The idea of contracting services is not a new one. The corporate world has used private contractors to extend their capabilities as organizations, while staying focused on cost control and the core competencies of their respective businesses.
This same approach has seemed to run into trouble when it approaches the door of municipal government, but I think the concept deserves a look in the age of higher demand for services and climbing costs for said services.
It could be argued that municipal governments have strayed away from the true core responsibilities they carry; providing clean water, sanitation, public safety and transportation.
What if there was a different way to provide services in our community? Could we keep comparable service levels, but remove the overhead from our collective ledger?
As dirty as it sounds, could outsourcing Squamish leave us better off than we are today? Maybe. Does it deserve a look? Absolutely.
For an extreme example of private delivery of municipal services, we should look at Sandy Springs, Georgia. Incorporated in 2005, Sandy Springs is a city of roughly 100,000 souls just outside of Atlanta.
They offer the same amenities found in most North American cities, and manages the whole operation with a municipal staff of seven. And yes, I have the numbers in the right order.
To achieve this, Sandy Springs hired private contractors to deliver every municipal service, with the exception of police and fire.

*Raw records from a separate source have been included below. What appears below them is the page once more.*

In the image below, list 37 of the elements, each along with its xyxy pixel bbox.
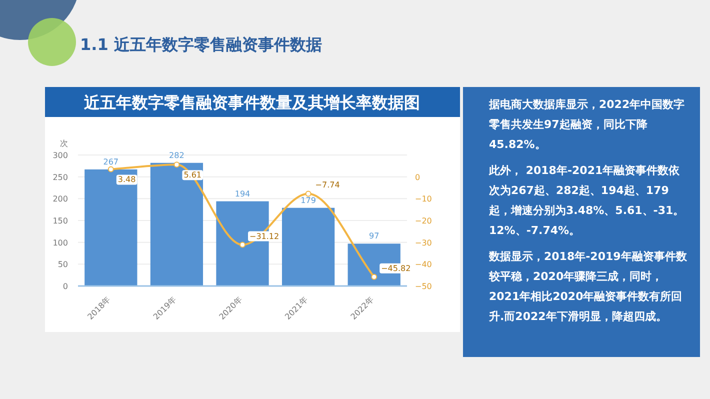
y-tick-label: 100 bbox=[52, 238, 68, 248]
data-label: 282 bbox=[169, 150, 184, 160]
point bbox=[371, 274, 378, 280]
y-tick-label: 250 bbox=[52, 172, 68, 182]
y2-tick-label: −20 bbox=[415, 216, 432, 226]
chart-title: 近五年数字零售融资事件数量及其增长率数据图 bbox=[83, 93, 420, 112]
y2-tick-label: −40 bbox=[415, 260, 432, 270]
y2-tick-label: 0 bbox=[415, 172, 420, 182]
data-label: −7.74 bbox=[315, 180, 340, 190]
bar bbox=[84, 169, 138, 286]
data-label: 194 bbox=[234, 189, 250, 198]
y-tick-label: 300 bbox=[52, 151, 68, 160]
data-label: 179 bbox=[300, 196, 316, 205]
data-label: −45.82 bbox=[381, 264, 411, 273]
point bbox=[240, 242, 246, 248]
y-tick-label: 0 bbox=[62, 282, 68, 291]
data-label: 5.61 bbox=[184, 170, 202, 180]
y2-tick-label: −10 bbox=[415, 194, 432, 204]
data-label: 267 bbox=[103, 157, 119, 166]
point bbox=[305, 190, 312, 197]
y-tick-label: 150 bbox=[52, 216, 68, 226]
text: 数据显示，2018年-2019年融资事件数较平稳，2020年骤降三成，同时，2021年相比2020年融资事件数有所回升.而2022年下滑明显，降超四成。 bbox=[489, 249, 688, 325]
y-tick-label: 200 bbox=[52, 194, 68, 204]
text: 据电商大数据库显示，2022年中国数字零售共发生97起融资，同比下降45.82%。 bbox=[489, 97, 686, 153]
point bbox=[108, 166, 114, 172]
text: 此外， 2018年-2021年融资事件数依次为267起、282起、194起、179起，增速分别为3.48%、5.61、-31。12%、-7.74%。 bbox=[489, 163, 686, 239]
y2-tick-label: −30 bbox=[415, 238, 432, 248]
data-label: −31.12 bbox=[250, 232, 280, 241]
y-tick-label: 50 bbox=[58, 260, 68, 270]
bar bbox=[150, 162, 204, 286]
data-label: 97 bbox=[369, 232, 380, 241]
y-axis-title: 次 bbox=[60, 139, 68, 148]
point bbox=[174, 162, 180, 168]
bar bbox=[282, 208, 335, 286]
y2-tick-label: −50 bbox=[415, 282, 432, 291]
text: 1.1 近五年数字零售融资事件数据 bbox=[80, 35, 322, 54]
data-label: 3.48 bbox=[118, 175, 136, 184]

While the costs to deliver the service to the consumer are similar, the city realized significant savings by not having to provide support for those services.
No municipal buildings, vehicles, public pensions or benefits. To reinforce this dedication to cost control, even the city council chamber is rented space!
In turn, the city reinvested those savings into public infrastructure; paving roads, building parks and sidewalks, and doing it all with a static tax rate and no long term debt.
The model has proven so effective, delegations from countries as diverse as China, South Korea and Norway, to name a few, have studied how to apply the Sandy Springs model in their own countries to counter the climbing costs of urban living.
It would be impossible to say if our community could realize the same benefit as Sandy Springs.
Still, with Squamish consisting of 164 Full Time Equivalent (FTE) positions to deliver service to 17,000 people and with tax and utility rates climbing year over year, the need to radically change the way we do business is here.